In December 2004, the FASB issued Statement of Financial Accounting Standards No. 123R (SFAS No. 123R), Share-Based Payments, the provisions of which became effective for the Company on July 3, 2005. This Statement eliminates the alternative to use APB No. 25s intrinsic value method of accounting that was provided in SFAS No. 123 as originally issued. SFAS No. 123R requires companies to recognize the cost of employee services received in exchange for awards of equity instruments based on the grant date fair value of those awards.
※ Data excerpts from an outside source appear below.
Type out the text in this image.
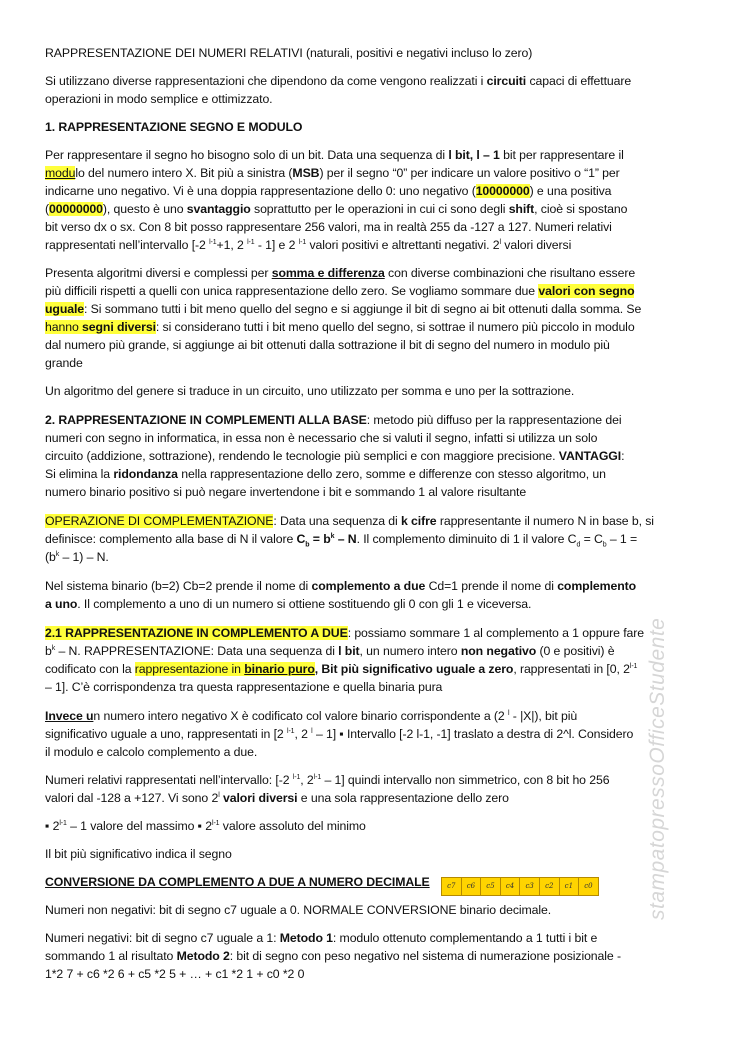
stampatopressoOfficeStudente

RAPPRESENTAZIONE DEI NUMERI RELATIVI (naturali, positivi e negativi incluso lo zero)

Si utilizzano diverse rappresentazioni che dipendono da come vengono realizzati i circuiti capaci di effettuare

operazioni in modo semplice e ottimizzato.

1. RAPPRESENTAZIONE SEGNO E MODULO

Per rappresentare il segno ho bisogno solo di un bit. Data una sequenza di l bit, l – 1 bit per rappresentare il

modulo del numero intero X. Bit più a sinistra (MSB) per il segno “0” per indicare un valore positivo o “1” per

indicarne uno negativo. Vi è una doppia rappresentazione dello 0: uno negativo (10000000) e una positiva

(00000000), questo è uno svantaggio soprattutto per le operazioni in cui ci sono degli shift, cioè si spostano

bit verso dx o sx. Con 8 bit posso rappresentare 256 valori, ma in realtà 255 da -127 a 127. Numeri relativi

rappresentati nell’intervallo [-2 $^{l-1}$+1, 2 $^{l-1}$ - 1] e 2 $^{l-1}$ valori positivi e altrettanti negativi. 2$^l$ valori diversi

Presenta algoritmi diversi e complessi per somma e differenza con diverse combinazioni che risultano essere

più difficili rispetti a quelli con unica rappresentazione dello zero. Se vogliamo sommare due valori con segno

uguale: Si sommano tutti i bit meno quello del segno e si aggiunge il bit di segno ai bit ottenuti dalla somma. Se

hanno segni diversi: si considerano tutti i bit meno quello del segno, si sottrae il numero più piccolo in modulo

dal numero più grande, si aggiunge ai bit ottenuti dalla sottrazione il bit di segno del numero in modulo più

grande

Un algoritmo del genere si traduce in un circuito, uno utilizzato per somma e uno per la sottrazione.

2. RAPPRESENTAZIONE IN COMPLEMENTI ALLA BASE: metodo più diffuso per la rappresentazione dei

numeri con segno in informatica, in essa non è necessario che si valuti il segno, infatti si utilizza un solo

circuito (addizione, sottrazione), rendendo le tecnologie più semplici e con maggiore precisione. VANTAGGI:

Si elimina la ridondanza nella rappresentazione dello zero, somme e differenze con stesso algoritmo, un

numero binario positivo si può negare invertendone i bit e sommando 1 al valore risultante

OPERAZIONE DI COMPLEMENTAZIONE: Data una sequenza di k cifre rappresentante il numero N in base b, si

definisce: complemento alla base di N il valore $C_b = b^k - N$. Il complemento diminuito di 1 il valore $C_d = C_b - 1$ =

$(b^k - 1)$ – N.

Nel sistema binario (b=2) Cb=2 prende il nome di complemento a due Cd=1 prende il nome di complemento

a uno. Il complemento a uno di un numero si ottiene sostituendo gli 0 con gli 1 e viceversa.

2.1 RAPPRESENTAZIONE IN COMPLEMENTO A DUE: possiamo sommare 1 al complemento a 1 oppure fare

$b^k$ – N. RAPPRESENTAZIONE: Data una sequenza di l bit, un numero intero non negativo (0 e positivi) è

codificato con la rappresentazione in binario puro, Bit più significativo uguale a zero, rappresentati in [0, 2$^{l-1}$

– 1]. C’è corrispondenza tra questa rappresentazione e quella binaria pura

Invece un numero intero negativo X è codificato col valore binario corrispondente a (2 $^l$ - |X|), bit più

significativo uguale a uno, rappresentati in [2 $^{l-1}$, 2 $^l$ – 1] ▪ Intervallo [-2 l-1, -1] traslato a destra di 2^l. Considero

il modulo e calcolo complemento a due.

Numeri relativi rappresentati nell’intervallo: [-2 $^{l-1}$, 2$^{l-1}$ – 1] quindi intervallo non simmetrico, con 8 bit ho 256

valori dal -128 a +127. Vi sono 2$^l$ valori diversi e una sola rappresentazione dello zero

▪ 2$^{l-1}$ – 1 valore del massimo ▪ 2$^{l-1}$ valore assoluto del minimo

Il bit più significativo indica il segno

CONVERSIONE DA COMPLEMENTO A DUE A NUMERO DECIMALE	c7	c6	c5	c4	c3	c2	c1	c0

Numeri non negativi: bit di segno c7 uguale a 0. NORMALE CONVERSIONE binario decimale.

Numeri negativi: bit di segno c7 uguale a 1: Metodo 1: modulo ottenuto complementando a 1 tutti i bit e

sommando 1 al risultato Metodo 2: bit di segno con peso negativo nel sistema di numerazione posizionale -

1*2 7 + c6 *2 6 + c5 *2 5 + … + c1 *2 1 + c0 *2 0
While the fair-value-based method prescribed by SFAS No. 123R is similar to the fair-value-based method disclosed under the provisions of SFAS No. 123 in most respects, there are some differences.
The Company adopted the provisions of SFAS No. 123R at the beginning of 2006, and applied the modified prospective transition method in which compensation cost is recognized for all share-based payments granted after the beginning of 2006, plus awards granted to employees prior to 2006 that remained unvested at that time. The Company did not have a significant number of awards that remained unvested at the beginning of 2006. Under this method of adoption, no restatement of prior periods was made.
SFAS No. 123R did not have a material impact on the Companys results of operating cash flows or financial position upon adoption. However, had SFAS No. 123R been adopted in prior periods, the effect would have approximated the SFAS No. 123 pro forma net income and earnings per share disclosures shown in section (n) of this note to the Combined and Consolidated Financial Statements.